Community-based pediatric providers can address the challenge by beginning to educate patients with chronic illness about transition at a younger age, preferably early adolescence. “It’s very important that they know where they are going, so they don’t fall through the cracks and encounter gaps in disease management,” explains Garvey.
In this survey, 34 percent of young adults reported gaps of six months or longer between pediatric and adult care. The risks associated with delayed or inadequate follow-up for young adults with diabetes include poor glycemic control, emergence of chronic diabetes complications and premature mortality.
Young adults who reported lack of an adult provider name or contact information, competing life priorities or insurance problems were the most likely to face a gap in care of six months or longer.
The American Academy of Pediatrics, the American Academy of Family Physicians and the American College of Physicians in 2002 published a consensus statement emphasizing the importance of transitioning planning for teens with special health care needs. However, progress toward the development of deliberate transition planning process has been slow.
Recent transition guidelines published by the American Diabetes Association and American Academy of Pediatrics are based on expert consensus.
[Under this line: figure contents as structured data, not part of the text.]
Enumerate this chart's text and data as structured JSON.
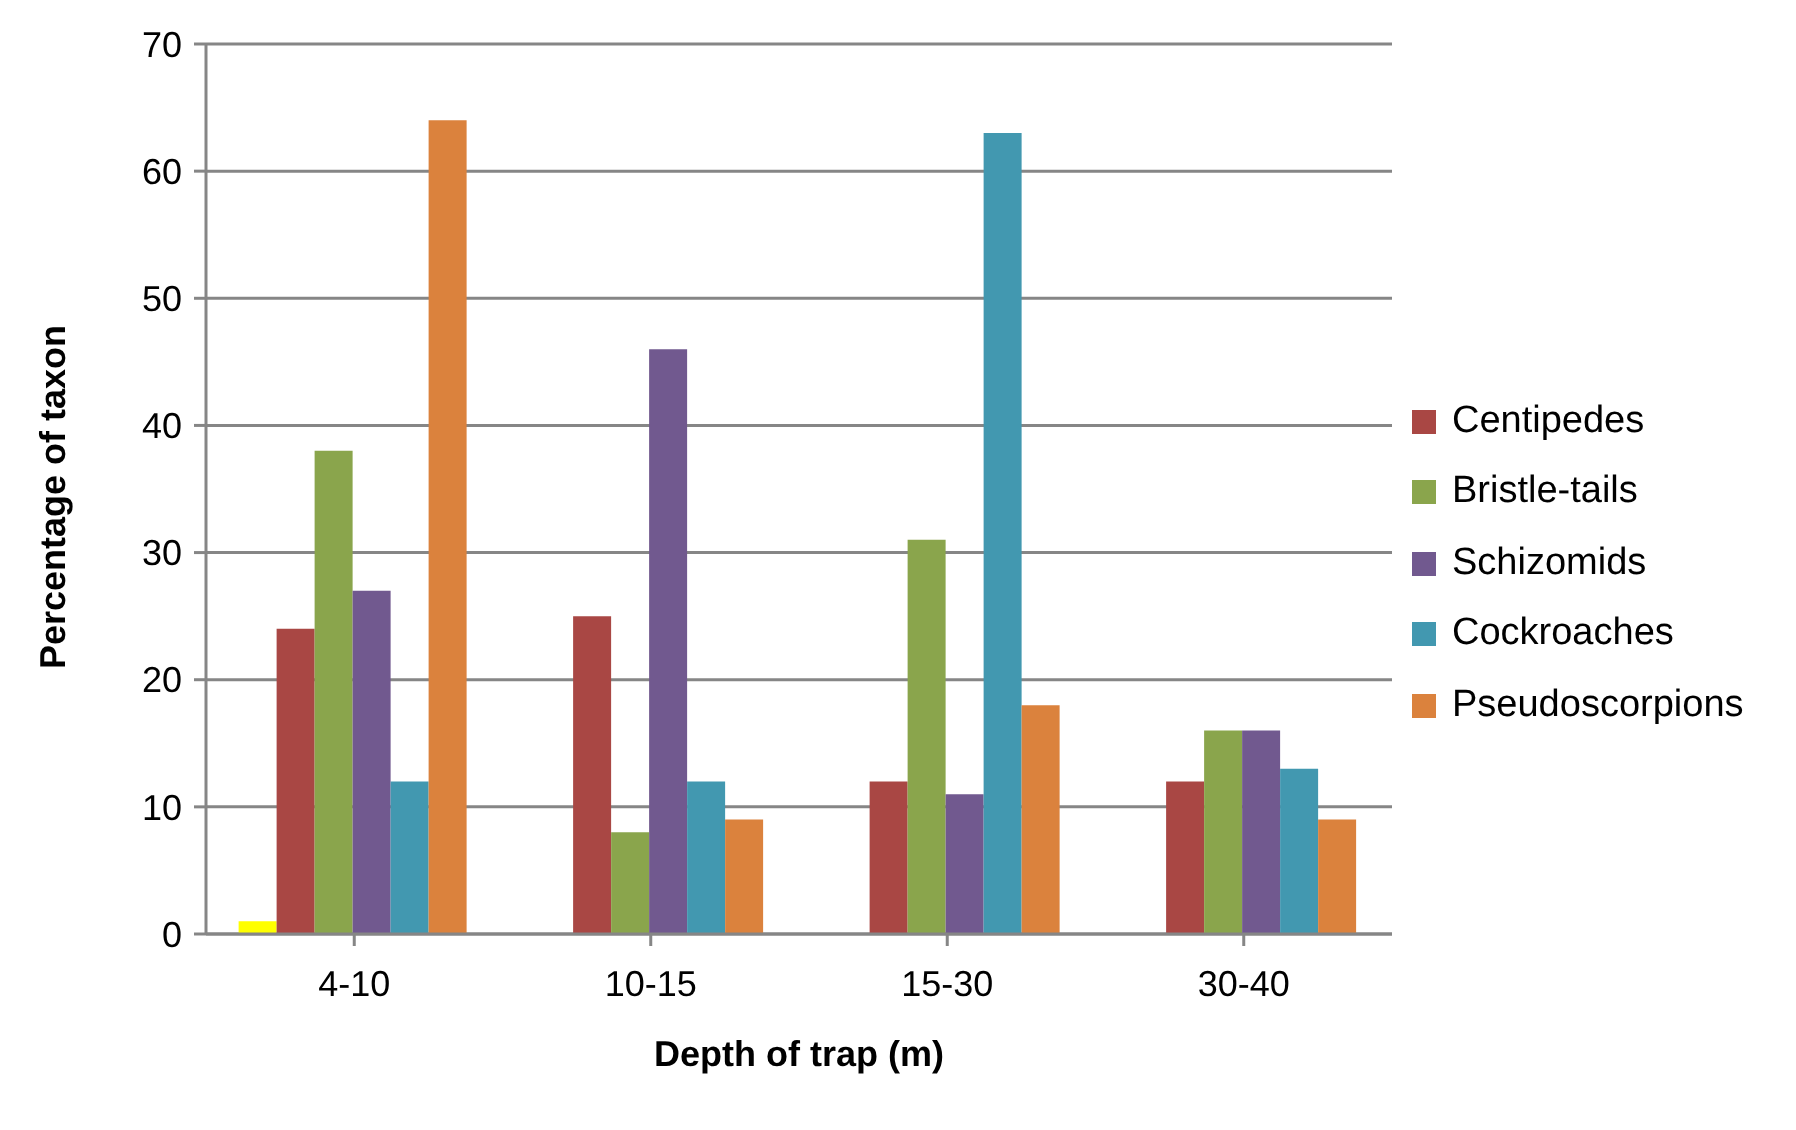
{
  "chart_data": {
    "type": "bar",
    "xlabel": "Depth of trap (m)",
    "ylabel": "Percentage of taxon",
    "categories": [
      "4-10",
      "10-15",
      "15-30",
      "30-40"
    ],
    "series": [
      {
        "color": "#ffff00",
        "values": [
          1,
          null,
          null,
          null
        ]
      },
      {
        "name": "Centipedes",
        "color": "#a94744",
        "values": [
          24,
          25,
          12,
          12
        ]
      },
      {
        "name": "Bristle-tails",
        "color": "#8aa54c",
        "values": [
          38,
          8,
          31,
          16
        ]
      },
      {
        "name": "Schizomids",
        "color": "#71598f",
        "values": [
          27,
          46,
          11,
          16
        ]
      },
      {
        "name": "Cockroaches",
        "color": "#4298b0",
        "values": [
          12,
          12,
          63,
          13
        ]
      },
      {
        "name": "Pseudoscorpions",
        "color": "#db823d",
        "values": [
          64,
          9,
          18,
          9
        ]
      }
    ],
    "ylim": [
      0,
      70
    ],
    "yticks": [
      0,
      10,
      20,
      30,
      40,
      50,
      60,
      70
    ],
    "grid": "y",
    "legend": "right"
  }
}
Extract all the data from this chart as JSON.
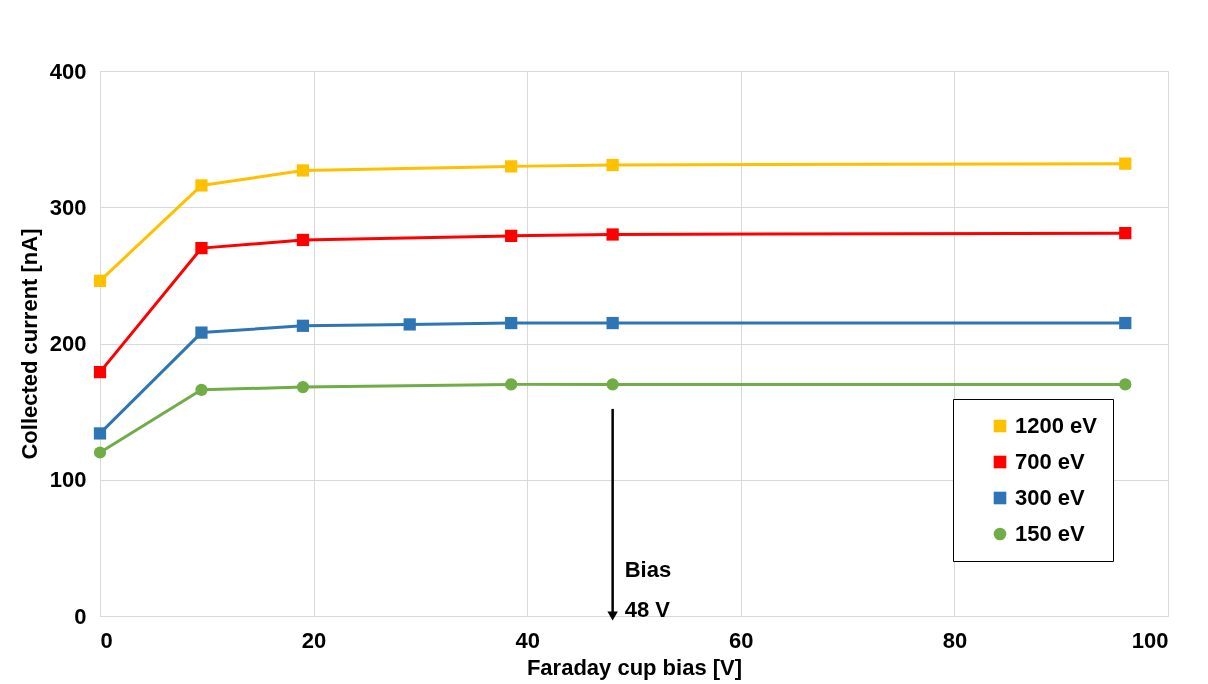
{
  "chart_data": {
    "type": "line",
    "xlabel": "Faraday cup bias [V]",
    "ylabel": "Collected current [nA]",
    "x": [
      0,
      9.5,
      19,
      38.5,
      48,
      96
    ],
    "series": [
      {
        "name": "1200 eV",
        "color": "#ffc000",
        "marker": "square",
        "values": [
          246,
          316,
          327,
          330,
          331,
          332
        ]
      },
      {
        "name": "700 eV",
        "color": "#ff0000",
        "marker": "square",
        "values": [
          179,
          270,
          276,
          279,
          280,
          281
        ]
      },
      {
        "name": "300 eV",
        "color": "#2e75b6",
        "marker": "square",
        "x": [
          0,
          9.5,
          19,
          29,
          38.5,
          48,
          96
        ],
        "values": [
          134,
          208,
          213,
          214,
          215,
          215,
          215
        ]
      },
      {
        "name": "150 eV",
        "color": "#70ad47",
        "marker": "circle",
        "values": [
          120,
          166,
          168,
          170,
          170,
          170
        ]
      }
    ],
    "xlim": [
      0,
      100
    ],
    "xticks": [
      0,
      20,
      40,
      60,
      80,
      100
    ],
    "ylim": [
      0,
      400
    ],
    "yticks": [
      0,
      100,
      200,
      300,
      400
    ],
    "grid": true,
    "legend": "bottom right",
    "line_style": "solid",
    "annotations": [
      {
        "text": "Bias\n48 V",
        "x": 48,
        "y": 0
      }
    ]
  }
}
The next step, says Garvey, is to leverage observational studies and develop methods to systematically measure transition preparation.
Along these lines, Garvey is a member of a team in the Boston Children’s Hospital’s Center of Excellence for Pediatric Quality Measurement, led by Mark Schuster, MD, PhD, and Jonathan A. Finkelstein, MD, MPH. The team is currently working to develop a measure to assess the quality of transition preparation. Practices could use the measure as a benchmark.
Another integral need is innovative clinical programs that seek to prepare patients for transition. U.S. providers might take some cues from successful transition programs in other countries, such as patient navigators or lay care coordinators. Electronic medical records prompts reminding the physician to introduce transition offer another potential strategy. Garvey and colleagues also suggest development of national and local directories of providers willing to accept patients with diabetes.
“We’ll see exciting things happen in transition preparation in the next few years,” she predicts.